The fact that the clustering coefficient is higher at Big Swedish than at Cornell is probably due to the fact that smaller course modules in the Swedish context are often part of a structured sequence for the whole semester. A 30 credit course might have been divided into four course modules, but the students signed up for the whole sequence.
Students seem to be farther apart in network terms at Big Swedish than at Cornell. The average student-to-student geodesic distance is 2.5 at Cornell, meaning that students are 1.5 courses removed from each other. This distance is 4.4 at Big Swedish (3.4 courses removed from each other). Another indicator of this difference in distance between the two universities is the proportion students reachable in 1, 2, 3 or 4 steps. The proportion reachable in 1 step is small at both universities, but while it increases fast by each step at Cornell – 59% at 2 steps – it continues to be fairly small at Big Swedish with only 48% of students reachable in 4 steps (97% at Cornell!).
Table 1. Characteristics of the university course enrollment network.
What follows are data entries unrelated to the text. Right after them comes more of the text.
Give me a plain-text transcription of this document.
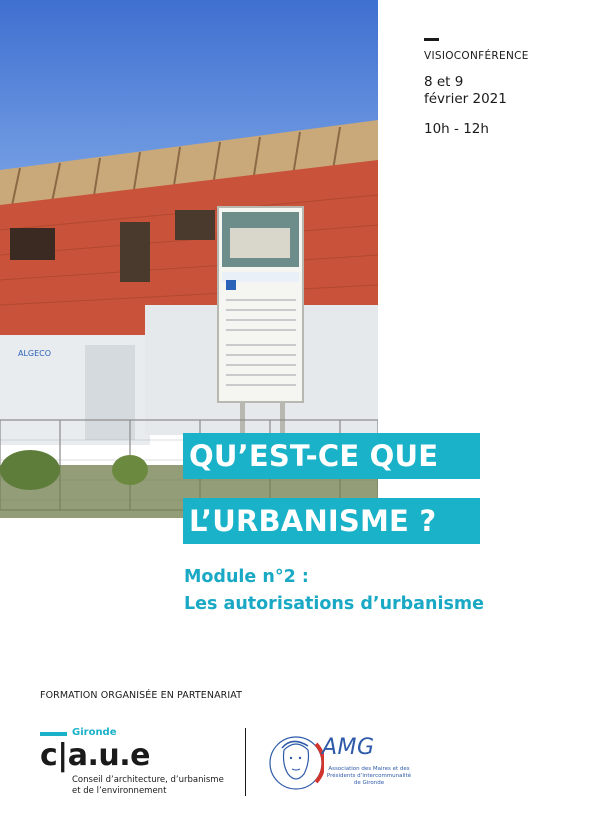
ALGECO
VISIOCONFÉRENCE
8 et 9
février 2021
10h - 12h
QU’EST-CE QUE
L’URBANISME ?
Module n°2 :
Les autorisations d’urbanisme
FORMATION ORGANISÉE EN PARTENARIAT
Gironde
c|a.u.e
Conseil d’architecture, d’urbanisme
et de l’environnement
AMG
Association des Maires et des
Présidents d’intercommunalité
de Gironde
Social network measures | Big Swedish university | Cornell |
---|---|---|
2-mode student-to-course network | ||
Number of students | 25,415 | 22,051 |
Number of courses | 2,129 | 6,072 |
Number of edges | 64,866 | 118,314 |
Network density | (0.00017) 0.000 | 0.000 |
Proportion of students in largest component | 0.882 | 0.991 |
Proportion of courses in largest component | 0.823 | 0.976 |
Proportion of students in largest bi-component | 0.507 | 0.945 |
Proportion of courses in largest bi-component | 0.659 | 0.730 |
Average betweenness centrality (normalized) | 0.0002 | 0.098 |
Projected 1-mode student-to-student network | ||
Number of unique edges | 1,767,542 | 5,832,358 |
Network density | 0.006 | 0.024 |
Clustering coefficient (transitivity/closure) | 0.725 | 0.480 |
Average geodesic distance | 4.361 | 2.466 |
Network diameter (largest observed distance) | 16 | 10 |
Proportion reachable in $k$ steps | ||
$k = 1$ | 0.006 | 0.024 |
$k = 2$ | 0.047 | 0.594 |
$k = 3$ | 0.220 | 0.921 |
$k = 4$ | 0.486 | 0.966 |
Note: Cornell numbers from Table 2 on p 229 in Weeden & Cornwell (2020).
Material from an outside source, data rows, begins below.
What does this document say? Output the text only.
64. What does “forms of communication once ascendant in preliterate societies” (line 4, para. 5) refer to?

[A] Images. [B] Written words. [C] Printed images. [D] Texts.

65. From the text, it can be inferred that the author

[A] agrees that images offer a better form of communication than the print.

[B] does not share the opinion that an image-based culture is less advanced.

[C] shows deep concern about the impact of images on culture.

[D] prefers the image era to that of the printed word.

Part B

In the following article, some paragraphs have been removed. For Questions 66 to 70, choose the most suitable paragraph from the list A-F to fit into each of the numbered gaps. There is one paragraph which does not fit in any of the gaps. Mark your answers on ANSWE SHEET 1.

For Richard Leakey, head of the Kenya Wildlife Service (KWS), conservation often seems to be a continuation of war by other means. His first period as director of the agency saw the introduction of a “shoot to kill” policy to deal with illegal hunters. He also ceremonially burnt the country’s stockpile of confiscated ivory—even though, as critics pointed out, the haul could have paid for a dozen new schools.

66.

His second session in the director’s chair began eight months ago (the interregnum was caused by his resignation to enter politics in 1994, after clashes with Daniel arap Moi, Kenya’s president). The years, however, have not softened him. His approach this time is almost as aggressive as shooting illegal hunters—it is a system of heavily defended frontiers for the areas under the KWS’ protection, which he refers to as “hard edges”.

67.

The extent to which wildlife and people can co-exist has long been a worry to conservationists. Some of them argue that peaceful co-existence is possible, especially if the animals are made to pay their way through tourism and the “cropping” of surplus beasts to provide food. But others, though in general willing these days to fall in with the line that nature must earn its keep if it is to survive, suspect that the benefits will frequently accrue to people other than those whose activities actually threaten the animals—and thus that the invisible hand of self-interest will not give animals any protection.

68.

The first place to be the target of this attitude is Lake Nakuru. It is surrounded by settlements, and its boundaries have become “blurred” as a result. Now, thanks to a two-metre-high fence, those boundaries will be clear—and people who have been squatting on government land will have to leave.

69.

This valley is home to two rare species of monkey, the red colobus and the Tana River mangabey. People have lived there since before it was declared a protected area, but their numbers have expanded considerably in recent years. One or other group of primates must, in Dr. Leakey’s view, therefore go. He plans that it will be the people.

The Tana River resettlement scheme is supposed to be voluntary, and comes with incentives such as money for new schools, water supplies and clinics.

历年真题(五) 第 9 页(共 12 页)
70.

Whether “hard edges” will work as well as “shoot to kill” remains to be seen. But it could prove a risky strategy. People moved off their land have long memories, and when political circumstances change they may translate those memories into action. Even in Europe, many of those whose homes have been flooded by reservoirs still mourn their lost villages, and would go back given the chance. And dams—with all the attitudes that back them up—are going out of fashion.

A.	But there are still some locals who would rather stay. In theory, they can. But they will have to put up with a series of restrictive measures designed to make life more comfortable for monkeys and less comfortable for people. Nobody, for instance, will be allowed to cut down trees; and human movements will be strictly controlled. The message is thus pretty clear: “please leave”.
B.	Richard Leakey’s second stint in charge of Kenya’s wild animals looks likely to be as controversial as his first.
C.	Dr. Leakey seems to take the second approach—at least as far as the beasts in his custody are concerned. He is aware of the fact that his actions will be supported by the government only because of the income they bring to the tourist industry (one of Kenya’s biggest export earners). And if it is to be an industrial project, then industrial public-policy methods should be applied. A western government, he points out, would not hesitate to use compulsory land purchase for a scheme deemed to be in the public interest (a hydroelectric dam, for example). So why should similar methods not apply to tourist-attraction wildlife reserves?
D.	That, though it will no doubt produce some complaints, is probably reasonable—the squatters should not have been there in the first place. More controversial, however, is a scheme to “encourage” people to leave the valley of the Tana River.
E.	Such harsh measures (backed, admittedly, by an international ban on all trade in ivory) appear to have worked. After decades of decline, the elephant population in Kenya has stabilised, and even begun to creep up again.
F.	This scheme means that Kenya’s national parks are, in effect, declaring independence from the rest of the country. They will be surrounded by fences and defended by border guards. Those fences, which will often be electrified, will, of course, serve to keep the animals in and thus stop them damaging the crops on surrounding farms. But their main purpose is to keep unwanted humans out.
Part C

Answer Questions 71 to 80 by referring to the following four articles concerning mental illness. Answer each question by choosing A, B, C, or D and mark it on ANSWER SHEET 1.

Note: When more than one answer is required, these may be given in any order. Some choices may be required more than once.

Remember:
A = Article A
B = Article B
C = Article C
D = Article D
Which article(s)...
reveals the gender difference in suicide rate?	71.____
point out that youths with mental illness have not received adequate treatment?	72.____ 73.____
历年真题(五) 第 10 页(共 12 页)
Insofar as epidemic spread is due to contacts with peers in face-to-face instruction, shifting to online instruction might have a larger effect at an institution like Cornell than at Big Swedish, compared with the baseline of having all instruction being face-to-face.
For the original publication, see: Weeden, K. & Cornwell, B. (2020), “The Small-World Network of College Classes: Implications for Epidemic Spread on a University Campus”, Sociological Science 7: 222–241.